According to the appellate opinion, RAM is registered only in Texas, performs almost all of its work there and has no officer, property or assets in Illinois.

“In the fiscal year ending in 2011, Illinois customers accounted for barely 1 percent of RAM's revenues; in the fiscal year ending in 2013, Illinois customers accounted for a little more than 2.5 percent of RAM’s revenues,” Walker wrote. “Sales to Illinois customers in other years from 2010 through 2015 fell between the 2011 level and the 2013 level.”

The company advertises in nationwide aviation publications, and RAM operations director Rick Roper said his company sold parts to at least seven Illinois companies. The maintenance record for the crashed plane shows RAM overhauled the left engine in December 23, then shipped it and a controller to G&N Aircraft in Indiana, which then shipped the parts to Synergy Flight Center in Illinois, where they were installed.

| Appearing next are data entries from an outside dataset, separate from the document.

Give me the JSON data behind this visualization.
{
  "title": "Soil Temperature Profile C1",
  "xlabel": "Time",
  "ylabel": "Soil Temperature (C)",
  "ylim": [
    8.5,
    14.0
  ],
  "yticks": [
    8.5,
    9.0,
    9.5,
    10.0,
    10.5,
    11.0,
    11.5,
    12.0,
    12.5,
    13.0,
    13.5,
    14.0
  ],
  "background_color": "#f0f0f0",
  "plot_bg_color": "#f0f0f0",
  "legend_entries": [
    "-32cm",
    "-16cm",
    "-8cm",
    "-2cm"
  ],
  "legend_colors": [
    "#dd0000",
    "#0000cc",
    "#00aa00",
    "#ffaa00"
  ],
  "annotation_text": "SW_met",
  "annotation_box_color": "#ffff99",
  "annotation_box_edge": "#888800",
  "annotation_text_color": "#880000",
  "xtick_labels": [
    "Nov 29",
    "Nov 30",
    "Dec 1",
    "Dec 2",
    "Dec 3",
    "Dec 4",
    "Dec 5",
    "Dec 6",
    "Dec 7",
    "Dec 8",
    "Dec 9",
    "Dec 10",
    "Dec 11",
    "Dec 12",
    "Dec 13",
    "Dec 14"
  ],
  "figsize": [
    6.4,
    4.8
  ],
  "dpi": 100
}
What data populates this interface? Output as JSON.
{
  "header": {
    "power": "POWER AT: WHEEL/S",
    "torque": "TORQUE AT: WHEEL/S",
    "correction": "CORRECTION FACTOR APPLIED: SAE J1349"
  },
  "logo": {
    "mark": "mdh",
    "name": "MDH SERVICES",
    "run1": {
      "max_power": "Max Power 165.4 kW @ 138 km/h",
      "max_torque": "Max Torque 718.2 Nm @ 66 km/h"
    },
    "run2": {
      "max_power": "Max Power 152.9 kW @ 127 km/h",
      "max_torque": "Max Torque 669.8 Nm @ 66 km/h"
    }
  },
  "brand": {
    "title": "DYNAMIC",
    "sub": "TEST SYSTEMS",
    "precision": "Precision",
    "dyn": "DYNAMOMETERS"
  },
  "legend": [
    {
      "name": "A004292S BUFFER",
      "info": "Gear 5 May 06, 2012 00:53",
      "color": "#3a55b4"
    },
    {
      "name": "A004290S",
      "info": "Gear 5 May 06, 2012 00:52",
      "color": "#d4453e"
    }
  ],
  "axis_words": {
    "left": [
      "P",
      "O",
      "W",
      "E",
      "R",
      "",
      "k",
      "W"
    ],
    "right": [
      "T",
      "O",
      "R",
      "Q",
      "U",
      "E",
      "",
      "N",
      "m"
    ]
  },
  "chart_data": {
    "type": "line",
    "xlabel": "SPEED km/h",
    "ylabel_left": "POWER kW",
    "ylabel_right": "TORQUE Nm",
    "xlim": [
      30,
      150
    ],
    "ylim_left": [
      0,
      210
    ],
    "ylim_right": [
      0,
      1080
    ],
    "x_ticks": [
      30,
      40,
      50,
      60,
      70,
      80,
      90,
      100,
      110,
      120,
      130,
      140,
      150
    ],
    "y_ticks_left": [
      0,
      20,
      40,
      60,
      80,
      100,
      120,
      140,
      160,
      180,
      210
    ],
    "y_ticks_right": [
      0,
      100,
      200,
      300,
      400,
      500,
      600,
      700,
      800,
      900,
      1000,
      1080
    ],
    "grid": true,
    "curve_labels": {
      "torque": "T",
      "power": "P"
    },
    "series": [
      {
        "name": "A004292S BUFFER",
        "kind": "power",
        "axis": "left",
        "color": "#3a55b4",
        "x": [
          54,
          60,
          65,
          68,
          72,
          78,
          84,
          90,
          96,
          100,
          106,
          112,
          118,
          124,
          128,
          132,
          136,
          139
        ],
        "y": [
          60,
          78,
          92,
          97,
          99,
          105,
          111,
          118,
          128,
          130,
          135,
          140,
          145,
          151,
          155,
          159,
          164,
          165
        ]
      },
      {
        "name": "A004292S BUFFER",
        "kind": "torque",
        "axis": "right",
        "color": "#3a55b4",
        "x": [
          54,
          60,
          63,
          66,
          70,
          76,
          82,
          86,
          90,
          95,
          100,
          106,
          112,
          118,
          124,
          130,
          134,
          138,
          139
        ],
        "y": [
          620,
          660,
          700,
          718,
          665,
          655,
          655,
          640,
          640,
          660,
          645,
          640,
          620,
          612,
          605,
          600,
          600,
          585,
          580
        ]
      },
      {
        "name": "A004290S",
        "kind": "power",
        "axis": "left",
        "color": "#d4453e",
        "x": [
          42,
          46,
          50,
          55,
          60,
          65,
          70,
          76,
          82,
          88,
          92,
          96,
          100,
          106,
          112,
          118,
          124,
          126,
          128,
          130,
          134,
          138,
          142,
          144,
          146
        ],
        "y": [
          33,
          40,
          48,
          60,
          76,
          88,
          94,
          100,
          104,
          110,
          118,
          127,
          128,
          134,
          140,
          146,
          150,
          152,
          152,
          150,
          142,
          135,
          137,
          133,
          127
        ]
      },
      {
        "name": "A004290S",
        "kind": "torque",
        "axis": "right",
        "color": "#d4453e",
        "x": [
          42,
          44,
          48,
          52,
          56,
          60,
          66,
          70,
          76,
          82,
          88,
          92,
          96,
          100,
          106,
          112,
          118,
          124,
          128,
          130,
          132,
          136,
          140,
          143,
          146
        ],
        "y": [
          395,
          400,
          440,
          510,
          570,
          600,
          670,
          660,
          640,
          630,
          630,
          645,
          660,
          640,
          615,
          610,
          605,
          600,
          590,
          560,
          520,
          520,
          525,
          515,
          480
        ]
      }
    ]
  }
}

Walker said the panel’s decision followed a 2013 Illinois Supreme Court opinion in Russell v. SNFA, in which the estate of a helicopter pilot was allowed to sue SNFA, a French company that makes aircraft bearings, because, although it had no direct U.S. customers for its helicopter bearings, it sold other aircraft bearings to three American companies, including one with an Illinois division.

The panel said the issue in Russell as well as the RAM case isn’t general jurisdiction, but specific, which requires a plaintiff to show “the defendant purposefully directed its activities at the forum state and the cause of action arose out of or relates to the defendant’s contacts with the forum state,” per the Russell opinion.

“The Russell court found that SNFA’s business relationship with an Illinois customer proved that SNFA ‘benefitted from Illinois’ system of laws, infrastructure and business climate,’ even though the Illinois customer installed SNFA’s products in California, and the Illinois office only processed the payments,” Walker wrote.

According to the panel, RAM considered general aviation fleet owners, including those in Illinois, as its target market. It also followed the Russell opinion in establishing “Illinois has an indisputable interest in resolving litigation stemming from a fatal Illinois accident. … The burden on a Texas company defending itself in Illinois is not as heavy (as) the burden on a French company defending itself in Illinois.”

The panel affirmed Gillespie’s opinion, allowing the consolidated lawsuits to proceed.

According to Cook County court records, plaintiffs in the case have been represented by attorneys from the firms of Schenk Annes Tepper Campbell; the Nolan Law Group; and Dudley Lake LLC.

RAM has been represented by the firm of Cremer Spina, of Chicago.